If I do end up with a group of fans, whether it’s ten or ten million, I would do well to remember that they are the ones who are buying my product, my books. I’ve worked in customer service for a long time and I know that rude behavior will drive them away, perhaps into a competitor’s arms. Since I have my own slavish preferences in literature, film, music and TV, I can count myself among them. It would be the height of arrogance to look down on them.

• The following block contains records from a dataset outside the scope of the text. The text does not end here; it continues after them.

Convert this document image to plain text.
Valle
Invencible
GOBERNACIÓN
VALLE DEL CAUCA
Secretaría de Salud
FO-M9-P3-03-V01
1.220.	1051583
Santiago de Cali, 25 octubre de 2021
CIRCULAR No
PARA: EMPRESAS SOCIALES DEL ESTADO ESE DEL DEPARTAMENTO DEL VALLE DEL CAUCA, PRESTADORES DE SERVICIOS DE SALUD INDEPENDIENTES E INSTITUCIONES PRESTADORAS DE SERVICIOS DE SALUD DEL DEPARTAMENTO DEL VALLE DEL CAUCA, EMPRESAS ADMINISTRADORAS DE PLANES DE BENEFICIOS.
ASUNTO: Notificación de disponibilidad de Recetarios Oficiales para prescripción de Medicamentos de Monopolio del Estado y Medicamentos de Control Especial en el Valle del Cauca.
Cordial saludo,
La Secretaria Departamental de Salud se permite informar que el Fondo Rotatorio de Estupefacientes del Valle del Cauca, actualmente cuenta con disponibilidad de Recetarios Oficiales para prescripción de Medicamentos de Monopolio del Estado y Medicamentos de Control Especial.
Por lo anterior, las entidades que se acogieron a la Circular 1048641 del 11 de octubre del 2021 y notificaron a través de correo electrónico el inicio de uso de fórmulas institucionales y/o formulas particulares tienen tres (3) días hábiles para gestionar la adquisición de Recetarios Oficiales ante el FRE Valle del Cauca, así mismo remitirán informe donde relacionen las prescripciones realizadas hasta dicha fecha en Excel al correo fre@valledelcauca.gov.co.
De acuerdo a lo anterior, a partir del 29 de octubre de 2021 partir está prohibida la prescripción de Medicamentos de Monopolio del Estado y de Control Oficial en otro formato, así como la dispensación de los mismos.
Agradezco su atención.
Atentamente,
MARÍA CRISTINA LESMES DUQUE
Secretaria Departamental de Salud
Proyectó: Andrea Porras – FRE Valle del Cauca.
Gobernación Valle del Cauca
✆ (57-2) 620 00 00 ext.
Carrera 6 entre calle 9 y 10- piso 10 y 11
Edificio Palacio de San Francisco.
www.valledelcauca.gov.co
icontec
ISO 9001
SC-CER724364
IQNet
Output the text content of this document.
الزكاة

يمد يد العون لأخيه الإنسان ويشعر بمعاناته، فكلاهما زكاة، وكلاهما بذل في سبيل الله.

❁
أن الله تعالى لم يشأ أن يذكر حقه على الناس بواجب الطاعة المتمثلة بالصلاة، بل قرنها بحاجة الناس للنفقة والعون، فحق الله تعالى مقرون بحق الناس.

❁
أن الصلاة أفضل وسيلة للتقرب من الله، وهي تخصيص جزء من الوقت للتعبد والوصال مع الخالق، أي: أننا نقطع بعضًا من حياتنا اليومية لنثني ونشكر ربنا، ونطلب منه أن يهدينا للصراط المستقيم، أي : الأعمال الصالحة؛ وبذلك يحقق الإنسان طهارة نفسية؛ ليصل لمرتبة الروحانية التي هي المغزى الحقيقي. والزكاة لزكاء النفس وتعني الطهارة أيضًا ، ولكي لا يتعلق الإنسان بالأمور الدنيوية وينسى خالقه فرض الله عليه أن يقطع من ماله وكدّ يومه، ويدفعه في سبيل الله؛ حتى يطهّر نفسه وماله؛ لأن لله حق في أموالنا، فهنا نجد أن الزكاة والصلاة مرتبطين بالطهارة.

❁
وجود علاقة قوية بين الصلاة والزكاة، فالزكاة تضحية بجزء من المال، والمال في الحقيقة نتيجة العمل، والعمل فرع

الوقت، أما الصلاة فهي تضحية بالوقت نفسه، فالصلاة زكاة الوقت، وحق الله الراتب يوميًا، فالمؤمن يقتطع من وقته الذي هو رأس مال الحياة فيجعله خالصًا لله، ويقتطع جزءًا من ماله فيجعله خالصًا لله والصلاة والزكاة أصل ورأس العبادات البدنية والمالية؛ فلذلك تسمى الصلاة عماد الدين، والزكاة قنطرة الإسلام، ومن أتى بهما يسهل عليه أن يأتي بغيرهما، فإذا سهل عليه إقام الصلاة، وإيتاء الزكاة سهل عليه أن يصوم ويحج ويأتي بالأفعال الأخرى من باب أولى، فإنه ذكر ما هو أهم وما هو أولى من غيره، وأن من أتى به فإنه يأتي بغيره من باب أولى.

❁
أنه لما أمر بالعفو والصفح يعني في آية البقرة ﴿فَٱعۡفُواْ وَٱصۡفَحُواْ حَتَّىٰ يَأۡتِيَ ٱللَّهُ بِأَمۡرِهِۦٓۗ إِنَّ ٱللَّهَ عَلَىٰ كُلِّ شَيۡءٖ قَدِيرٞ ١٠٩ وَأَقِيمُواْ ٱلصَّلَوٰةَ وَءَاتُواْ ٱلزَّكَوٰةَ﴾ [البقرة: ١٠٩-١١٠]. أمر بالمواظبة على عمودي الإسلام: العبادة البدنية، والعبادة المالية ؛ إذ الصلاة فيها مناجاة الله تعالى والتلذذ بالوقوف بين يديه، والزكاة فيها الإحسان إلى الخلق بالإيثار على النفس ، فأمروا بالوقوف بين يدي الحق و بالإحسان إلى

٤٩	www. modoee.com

Just for fun, here are types of fans I’ve observed:
- Gary Geek – He may or may not have started a fan club or belong to one, but there’s no denying he is the most devoted member of all Fandom. This is the person who might be labeled a fanboy. He can wax endlessly on the minutiae of whatever show, book series or film he is enamored with. Unless you share this obsession, it’s best just to back away slowly or you will be sucked into an endless discussion of why Peter Jackson left Tom Bombadil out of his film adaptation of The Lord of the Rings, or the rules of the Dr. Who universe. He loves all aspects of his chosen obsession and is open to new interpretations, so long as they make sense. He’s not above making fun of posers or wanna-bes who haven’t achieved his level of devotion, but express a true interest and he he will happily induct you into his world. The word geek used to be an insult too, but now it’s a label Gary wears proudly.

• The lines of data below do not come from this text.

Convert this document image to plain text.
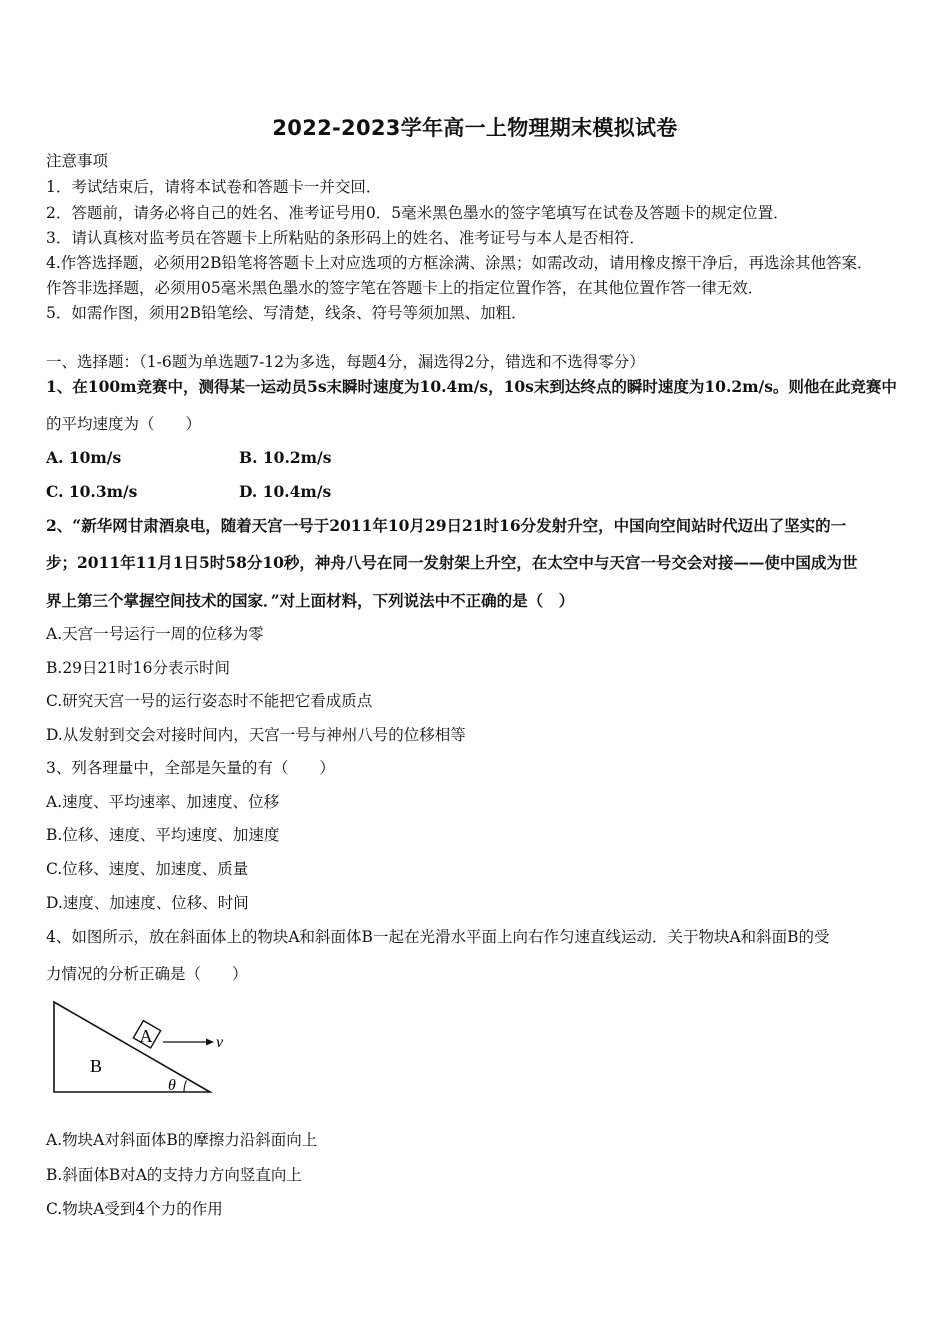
2022-2023学年高一上物理期末模拟试卷
注意事项
1．考试结束后，请将本试卷和答题卡一并交回．
2．答题前，请务必将自己的姓名、准考证号用0．5毫米黑色墨水的签字笔填写在试卷及答题卡的规定位置．
3．请认真核对监考员在答题卡上所粘贴的条形码上的姓名、准考证号与本人是否相符．
4.作答选择题，必须用2B铅笔将答题卡上对应选项的方框涂满、涂黑；如需改动，请用橡皮擦干净后，再选涂其他答案．
作答非选择题，必须用05毫米黑色墨水的签字笔在答题卡上的指定位置作答，在其他位置作答一律无效．
5．如需作图，须用2B铅笔绘、写清楚，线条、符号等须加黑、加粗．
一、选择题：（1-6题为单选题7-12为多选，每题4分，漏选得2分，错选和不选得零分）
1、在100m竞赛中，测得某一运动员5s末瞬时速度为10.4m/s，10s末到达终点的瞬时速度为10.2m/s。则他在此竞赛中
的平均速度为（　　）
A. 10m/s	B. 10.2m/s
C. 10.3m/s	D. 10.4m/s
2、“新华网甘肃酒泉电，随着天宫一号于2011年10月29日21时16分发射升空，中国向空间站时代迈出了坚实的一
步；2011年11月1日5时58分10秒，神舟八号在同一发射架上升空，在太空中与天宫一号交会对接——使中国成为世
界上第三个掌握空间技术的国家．”对上面材料，下列说法中不正确的是（　）
A.天宫一号运行一周的位移为零
B.29日21时16分表示时间
C.研究天宫一号的运行姿态时不能把它看成质点
D.从发射到交会对接时间内，天宫一号与神州八号的位移相等
3、列各理量中，全部是矢量的有（　　）
A.速度、平均速率、加速度、位移
B.位移、速度、平均速度、加速度
C.位移、速度、加速度、质量
D.速度、加速度、位移、时间
4、如图所示，放在斜面体上的物块A和斜面体B一起在光滑水平面上向右作匀速直线运动．关于物块A和斜面B的受
力情况的分析正确是（　　）
A	v
B
θ
A.物块A对斜面体B的摩擦力沿斜面向上
B.斜面体B对A的支持力方向竖直向上
C.物块A受到4个力的作用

- Debbie Dabbler – She doesn’t care that much about Star Trek; she only thinks Chris Pine is cute. She may wear fangear, but only as a fashion statement and not a lifestyle. A true fangirl would wear it all the time, not just until the franchise has run its course. Debbie is a hanger-on at first but may become a true fan later, or just move on to the next fad. Either way, she will enjoy it.

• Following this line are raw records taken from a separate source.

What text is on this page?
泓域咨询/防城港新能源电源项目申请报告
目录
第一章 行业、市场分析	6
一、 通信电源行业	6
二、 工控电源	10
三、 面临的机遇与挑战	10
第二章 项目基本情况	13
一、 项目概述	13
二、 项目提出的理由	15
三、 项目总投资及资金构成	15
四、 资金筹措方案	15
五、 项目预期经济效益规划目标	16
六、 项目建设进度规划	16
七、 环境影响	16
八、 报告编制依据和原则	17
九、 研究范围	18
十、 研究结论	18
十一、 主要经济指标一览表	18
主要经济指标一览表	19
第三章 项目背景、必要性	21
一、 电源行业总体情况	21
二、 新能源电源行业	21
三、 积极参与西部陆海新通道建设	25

- Susie Sneer – She makes fun of fans, but is secretly a fan herself. She says she wouldn’t be caught dead actually watching Twilight, but she’ll have read the books. Perhaps she has clandestine comics under her bed, or hiding in the closet. Whatever her passion, she keeps it under wraps, whether to avoid teasing or simply to enjoy it on her own. She might read fanfiction or even write her own. If you discover her, don’t out her. Let her emerge on her own.
- Arnie Academic – Like Gary the Geek, Arnie is a serious fan, but in an intellectual, literary sort of way. He’s most likely to be a book fan and not a movie one, perhaps involved in studying the languages of Tolkien or serious, socially relevant science fiction. Arnie is the fan most likely to be labeled elitist, because he thinks his interest in certain material is loftier than yours. He is also most likely to be a purist who chafes at adaptations that don’t stay absolutely true to the material. Arnie can be grating if he is a snob. If he is gracious, seek him out, because he’ll be the one to help you come up with a way to sneak pop culture into a scholarly school paper.
Whoever your fans are, remember to thank them. We’ve all seen the phenomenon of snobby writers, arrogant athletes and jerky musicians who, upon attaining their dream, seem to ooze contempt for the people who paid their hard-earned money to see their work. Once you reach a Stephen King level of fame, it becomes nearly impossible to mix and mingle with them directly, but if you get the chance, be nice to them. They will remember their encounter with you the same way they remember the bully or the nice girl in high school.
These are your customers. Treat them right.